Fora dos discos, dos palcos e dos passos no tapete vermelho, Karolina Kopelioff (29) busca um silêncio discreto. Suas redes sociais mal dão sinais de seu mundo interior e, em vez disso, revelam episódios de sua trajetória profissional com pequenos cartões-postais de suas atuações, como: Cro Magnon, Chris Miro (Ele) você: na lama. É interessante descobrir, porém, como, apesar de sua atitude meticulosa para manter a segurança de sua vida pessoal, ele acumulou mais de três milhões de seguidores em sua conta do Instagram.
“Esse é o efeito Eu sou a lua. A difusão desta série é realmente enorme, um verdadeiro fenômeno”, explica a atriz, que interpretou Nina Simonetti na ficção popular de Carol Sevilla e Valentina Zener em 2016. Dez anos depois de seu primeiro grande sucesso, a atriz encontrou um novo desafio em seu último projeto. máximo, Série da HBO Max baseada na vida da Rainha da Holanda, estrelada por Delfina Chavez. Lá, Kopelioff se coloca no lugar de Ines Zoregieta, irmã mais nova de Maxima, encontrada morta em seu apartamento em Caballito em 2018.
– Como foi abordar uma personagem tão complexa como Inês Zoregieta?
– Foi uma ótima experiência. Assim que li os roteiros, comecei a pesquisar a vida e a história de Maxima e sua família. Aos poucos fui montando um quebra-cabeça para entender quem é Inês. Passamos três meses gravando na Bélgica e na Holanda, algo que eu não tinha experimentado antes, então tudo acabou muito positivo.
– É também um desafio interpretar a pessoa que não está viva…
– Como é? Obviamente entendi desde o primeiro momento que é uma função que exige dupla responsabilidade, e que todo trabalho também deve ser abordado com muito respeito. Além de tudo que envolveu sua morte repentina, achei mais interessante focar no brilhantismo de Inês e em como ela trouxe humanidade e sensibilidade ao mundo… Destacar também o vínculo estreito que ela tinha com sua irmã Máxima e o que isso significava para ela. Às vezes sinto que um grupo de pessoas se apega a um evento específico que lhes aconteceu e não vai além dele. No fundo, estamos todos cheios de contradições.
– Você está passando por uma grande fase profissional. Que equilíbrio você encontra nesta jornada?
– A verdade é que me sinto muito sortudo. série de O máximopor exemplo, foi um rompimento de muitas coisas pessoais. Significou viajar, trabalhar no exterior, sair da minha zona de conforto. Atuar tem tanta volatilidade que você nunca sabe quando surgirá a próxima oportunidade. Há projetos que me acompanharam em momentos difíceis e sei que me salvaram um pouco. Fazer teatro também traz muito para o presente, faz você focar no presente. Então, se você está triste, o trabalho te obriga a voltar ao seu âmago, àquele momento e nada mais.
– Sua personagem Nina na própria peça A gaivotade Chekhov, aborda o desafio de ser atriz.

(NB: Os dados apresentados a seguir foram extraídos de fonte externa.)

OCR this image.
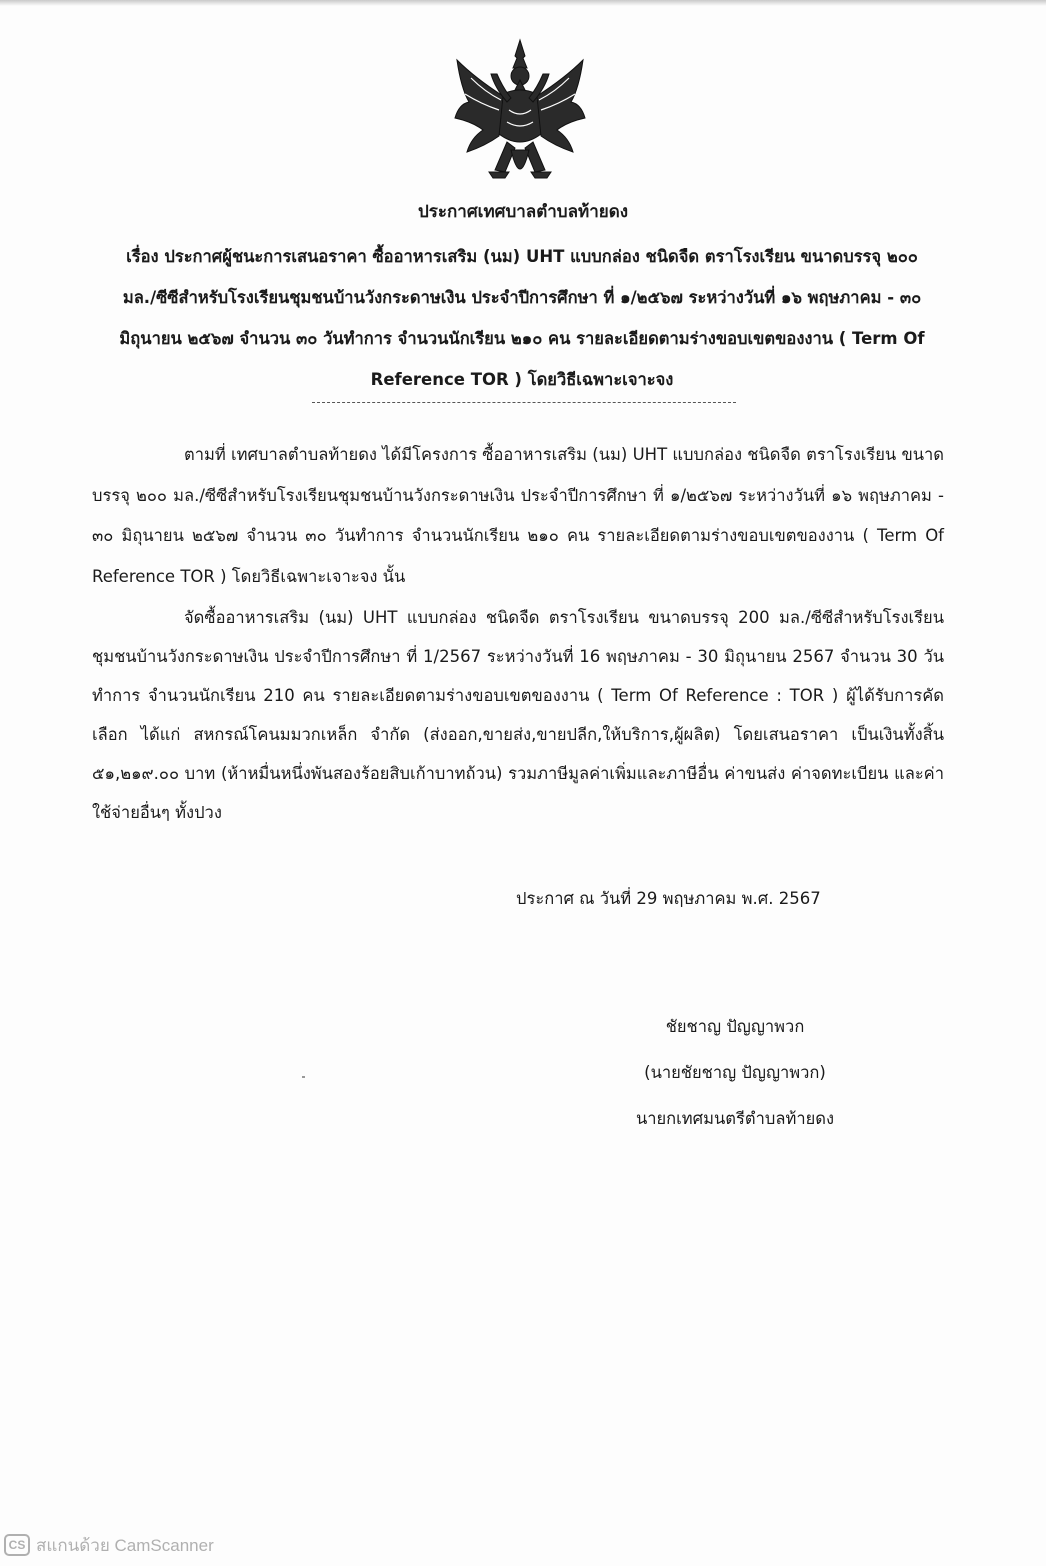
ประกาศเทศบาลตำบลท้ายดง
เรื่อง ประกาศผู้ชนะการเสนอราคา ซื้ออาหารเสริม (นม) UHT แบบกล่อง ชนิดจืด ตราโรงเรียน ขนาดบรรจุ ๒๐๐ มล./ซีซีสำหรับโรงเรียนชุมชนบ้านวังกระดาษเงิน ประจำปีการศึกษา ที่ ๑/๒๕๖๗ ระหว่างวันที่ ๑๖ พฤษภาคม - ๓๐ มิถุนายน ๒๕๖๗ จำนวน ๓๐ วันทำการ จำนวนนักเรียน ๒๑๐ คน รายละเอียดตามร่างขอบเขตของงาน ( Term Of Reference TOR ) โดยวิธีเฉพาะเจาะจง
ตามที่ เทศบาลตำบลท้ายดง ได้มีโครงการ ซื้ออาหารเสริม (นม) UHT แบบกล่อง ชนิดจืด ตราโรงเรียน ขนาดบรรจุ ๒๐๐ มล./ซีซีสำหรับโรงเรียนชุมชนบ้านวังกระดาษเงิน ประจำปีการศึกษา ที่ ๑/๒๕๖๗ ระหว่างวันที่ ๑๖ พฤษภาคม - ๓๐ มิถุนายน ๒๕๖๗ จำนวน ๓๐ วันทำการ จำนวนนักเรียน ๒๑๐ คน รายละเอียดตามร่างขอบเขตของงาน ( Term Of Reference TOR ) โดยวิธีเฉพาะเจาะจง นั้น
จัดซื้ออาหารเสริม (นม) UHT แบบกล่อง ชนิดจืด ตราโรงเรียน ขนาดบรรจุ 200 มล./ซีซีสำหรับโรงเรียนชุมชนบ้านวังกระดาษเงิน ประจำปีการศึกษา ที่ 1/2567 ระหว่างวันที่ 16 พฤษภาคม - 30 มิถุนายน 2567 จำนวน 30 วันทำการ จำนวนนักเรียน 210 คน รายละเอียดตามร่างขอบเขตของงาน ( Term Of Reference : TOR ) ผู้ได้รับการคัดเลือก ได้แก่ สหกรณ์โคนมมวกเหล็ก จำกัด (ส่งออก,ขายส่ง,ขายปลีก,ให้บริการ,ผู้ผลิต) โดยเสนอราคา เป็นเงินทั้งสิ้น ๕๑,๒๑๙.๐๐ บาท (ห้าหมื่นหนึ่งพันสองร้อยสิบเก้าบาทถ้วน) รวมภาษีมูลค่าเพิ่มและภาษีอื่น ค่าขนส่ง ค่าจดทะเบียน และค่าใช้จ่ายอื่นๆ ทั้งปวง
ประกาศ ณ วันที่ 29 พฤษภาคม พ.ศ. 2567
ชัยชาญ ปัญญาพวก
(นายชัยชาญ ปัญญาพวก)
นายกเทศมนตรีตำบลท้ายดง
CS สแกนด้วย CamScanner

-Claro, entende-se que atuar, embora seja bonito e emocionante, também envolve aprender a resistir, suportar incertezas, decepções e estar pronto para o sacrifício, às vezes o tempo todo. E não desistir é muito difícil… sou superconsciente e todas as coisas são muito importantes para mim, coloco meu corpo nelas, tudo, mas olha, a vida é cheia de altos e baixos também. Então eu trabalho muito para que isso não me afete tanto e eu possa continuar fazendo o que tanto amo.